Veronica is not a detective by trade, rather she’s a lepidopterist and adventurer who becomes an amateur sleuth quite by chance when she finds herself caught up in a murder investigation. The setting is England, the year 1887, and Veronica has just buried her spinster aunt. She’s alone in the world for the first time in her life but it doesn’t bother her. With another quest already in her sights, Veronica is looking forward to resuming her globetrotting, hunting butterflies and flirting with exotic men.
Unfortunately for Veronica, a dangerous plot is brewing that threatens not only her occupation but also her life. When she finds an intruder rifling through her late aunt’s cottage, Veronica is saved by a mysterious German baron who knows more about Veronica’s past than she does. The baron places Veronica in the temporary care of his friend Stoker, a grouchy, hostile and reclusive natural historian with a penchant for taxidermy.
Veronica has so many questions about her past, about the mother and father she never knew, but before she has a chance to voice them, the baron is murdered and his secrets die with him. And so Veronica and Stoker go on the run, hiding from dangerous men, whilst evading the authorities who believe it was Stoker who committed the murder.Stoker promised the baron he would protect Veronica with his life and he fully intends to do that or die trying. He ‘abducts’ Veronica and takes her to a travelling freak show so that they can hide out in relative safety whilst they try to work out who killed the baron, who’s trying to capture Veronica and why she’s so important.
Of course, headstrong Veronica doesn’t believe she’s important, in fact she doesn’t think she’s in any danger whatsoever, or that she’s connected to the baron’s murder, which makes Stoker’s mission to keep her safe all the more difficult. This is where the fun of the book comes in. Whilst the baron’s murder is the catalyst for all the other events that happen, the most fascinating and entertaining element is Stoker and Veronica’s volatile partnership.
Veronica is the best type of heroine; bold, brainy, a little bit cheeky and quite devilish when she wants to be. She’s feisty but kind, a lover of nature and of life in general. She relishes a challenge and God help any man who tells her she can’t do anything because she’s a woman. She delights in the opportunity to rile Stoker, who reacts predictably by getting angry, storming off and sulking for the rest of the day.

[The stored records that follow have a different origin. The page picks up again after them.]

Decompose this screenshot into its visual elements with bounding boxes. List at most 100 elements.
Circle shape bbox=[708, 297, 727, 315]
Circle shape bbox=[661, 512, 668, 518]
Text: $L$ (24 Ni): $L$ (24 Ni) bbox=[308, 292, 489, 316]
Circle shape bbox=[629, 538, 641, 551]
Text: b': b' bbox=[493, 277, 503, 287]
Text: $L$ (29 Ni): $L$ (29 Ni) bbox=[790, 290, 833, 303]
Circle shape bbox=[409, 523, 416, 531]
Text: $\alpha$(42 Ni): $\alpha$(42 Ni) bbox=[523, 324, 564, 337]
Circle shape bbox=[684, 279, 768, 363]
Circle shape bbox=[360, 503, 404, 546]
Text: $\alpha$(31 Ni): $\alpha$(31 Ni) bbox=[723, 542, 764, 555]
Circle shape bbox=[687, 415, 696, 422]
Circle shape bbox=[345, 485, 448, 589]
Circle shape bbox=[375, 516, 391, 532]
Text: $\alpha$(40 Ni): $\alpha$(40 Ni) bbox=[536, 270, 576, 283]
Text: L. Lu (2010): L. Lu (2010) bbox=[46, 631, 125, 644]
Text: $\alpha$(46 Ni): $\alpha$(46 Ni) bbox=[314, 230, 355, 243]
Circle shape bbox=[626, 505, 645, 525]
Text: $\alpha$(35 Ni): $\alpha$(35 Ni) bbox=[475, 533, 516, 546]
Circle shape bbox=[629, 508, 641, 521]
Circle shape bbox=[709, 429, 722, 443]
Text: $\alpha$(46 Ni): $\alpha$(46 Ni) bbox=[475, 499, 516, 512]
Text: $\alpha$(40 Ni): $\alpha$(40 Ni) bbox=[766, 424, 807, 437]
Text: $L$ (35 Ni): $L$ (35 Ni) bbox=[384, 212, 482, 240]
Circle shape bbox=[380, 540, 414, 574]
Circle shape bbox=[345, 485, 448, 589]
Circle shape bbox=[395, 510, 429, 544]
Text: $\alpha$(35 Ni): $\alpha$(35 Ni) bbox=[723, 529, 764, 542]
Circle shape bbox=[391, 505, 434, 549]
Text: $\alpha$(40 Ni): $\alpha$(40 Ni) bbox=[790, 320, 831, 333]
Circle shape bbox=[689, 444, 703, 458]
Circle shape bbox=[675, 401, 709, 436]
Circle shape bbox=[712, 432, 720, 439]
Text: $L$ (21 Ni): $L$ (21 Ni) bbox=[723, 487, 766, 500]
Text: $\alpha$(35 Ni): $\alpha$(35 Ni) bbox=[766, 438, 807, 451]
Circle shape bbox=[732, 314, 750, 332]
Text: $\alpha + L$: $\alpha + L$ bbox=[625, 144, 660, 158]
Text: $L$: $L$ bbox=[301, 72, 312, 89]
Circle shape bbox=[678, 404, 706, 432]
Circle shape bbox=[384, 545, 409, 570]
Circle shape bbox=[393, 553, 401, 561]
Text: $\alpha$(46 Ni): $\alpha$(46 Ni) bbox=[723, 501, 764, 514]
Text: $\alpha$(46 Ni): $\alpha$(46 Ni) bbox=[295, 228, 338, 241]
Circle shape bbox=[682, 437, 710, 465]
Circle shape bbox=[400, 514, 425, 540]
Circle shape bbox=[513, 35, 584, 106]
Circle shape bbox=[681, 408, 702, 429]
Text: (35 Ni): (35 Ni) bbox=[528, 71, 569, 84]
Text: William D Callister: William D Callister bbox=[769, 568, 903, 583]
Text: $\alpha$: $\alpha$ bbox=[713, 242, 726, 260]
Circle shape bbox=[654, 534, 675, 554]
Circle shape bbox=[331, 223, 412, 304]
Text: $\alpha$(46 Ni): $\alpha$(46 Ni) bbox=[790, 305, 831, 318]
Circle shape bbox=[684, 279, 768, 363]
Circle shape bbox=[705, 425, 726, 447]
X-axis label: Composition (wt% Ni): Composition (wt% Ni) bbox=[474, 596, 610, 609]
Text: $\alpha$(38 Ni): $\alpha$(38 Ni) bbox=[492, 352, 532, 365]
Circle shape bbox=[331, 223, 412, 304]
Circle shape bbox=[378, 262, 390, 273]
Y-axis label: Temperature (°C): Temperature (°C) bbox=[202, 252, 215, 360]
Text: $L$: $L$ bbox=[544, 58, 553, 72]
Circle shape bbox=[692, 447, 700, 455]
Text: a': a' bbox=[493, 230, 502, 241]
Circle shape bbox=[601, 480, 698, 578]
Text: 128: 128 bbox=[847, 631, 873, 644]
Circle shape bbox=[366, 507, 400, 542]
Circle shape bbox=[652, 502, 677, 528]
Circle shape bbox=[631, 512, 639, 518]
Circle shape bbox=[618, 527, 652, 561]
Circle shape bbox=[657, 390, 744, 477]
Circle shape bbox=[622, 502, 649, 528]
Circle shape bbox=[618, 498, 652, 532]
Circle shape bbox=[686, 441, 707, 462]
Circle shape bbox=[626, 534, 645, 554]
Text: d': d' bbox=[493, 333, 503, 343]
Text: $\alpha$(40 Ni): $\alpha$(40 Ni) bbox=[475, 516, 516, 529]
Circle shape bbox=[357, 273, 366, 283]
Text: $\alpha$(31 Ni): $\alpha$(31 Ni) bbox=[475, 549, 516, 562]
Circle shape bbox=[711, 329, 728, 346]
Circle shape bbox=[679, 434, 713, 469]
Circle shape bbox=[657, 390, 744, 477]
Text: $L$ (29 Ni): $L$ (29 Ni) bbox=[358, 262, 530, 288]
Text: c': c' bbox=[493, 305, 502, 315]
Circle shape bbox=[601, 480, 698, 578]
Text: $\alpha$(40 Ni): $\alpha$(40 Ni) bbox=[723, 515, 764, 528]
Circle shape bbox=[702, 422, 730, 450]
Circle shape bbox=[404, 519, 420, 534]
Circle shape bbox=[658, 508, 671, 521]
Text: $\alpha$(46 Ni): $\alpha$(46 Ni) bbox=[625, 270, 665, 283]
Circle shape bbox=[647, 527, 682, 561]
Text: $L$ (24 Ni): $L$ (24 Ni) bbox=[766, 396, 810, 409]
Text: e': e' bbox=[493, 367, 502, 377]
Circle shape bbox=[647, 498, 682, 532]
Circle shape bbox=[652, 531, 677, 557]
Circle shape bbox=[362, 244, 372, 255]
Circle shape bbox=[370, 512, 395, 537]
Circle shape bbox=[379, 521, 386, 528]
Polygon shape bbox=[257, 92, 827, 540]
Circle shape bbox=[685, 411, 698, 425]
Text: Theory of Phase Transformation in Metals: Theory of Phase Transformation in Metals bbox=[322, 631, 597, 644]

Raybourn’s writing is clever and captivating; I couldn’t put this book down. It might be set in Victorian times but it’s far from old and stuffy. This is down to the characters and their dialogue, which is often so comical I laughed out loud. I adored Veronica and Stoker’s unpredictable relationship and the way they developed a natural respect for one another as the story progressed. Trying to piece together the mystery surrounding the baron’s murder and Veronica’s parentage was like a game of Cluedo; mysterious, unexpected and fun.
I genuinely felt sad when I finished the last page; I wanted to carry on Veronica and Stoker’s journey because this certainly isn’t the end. Like the title suggests, this is just the beginning, and a curious one at that.
A Curious Beginning was published by Titan Books on 2 October 2015.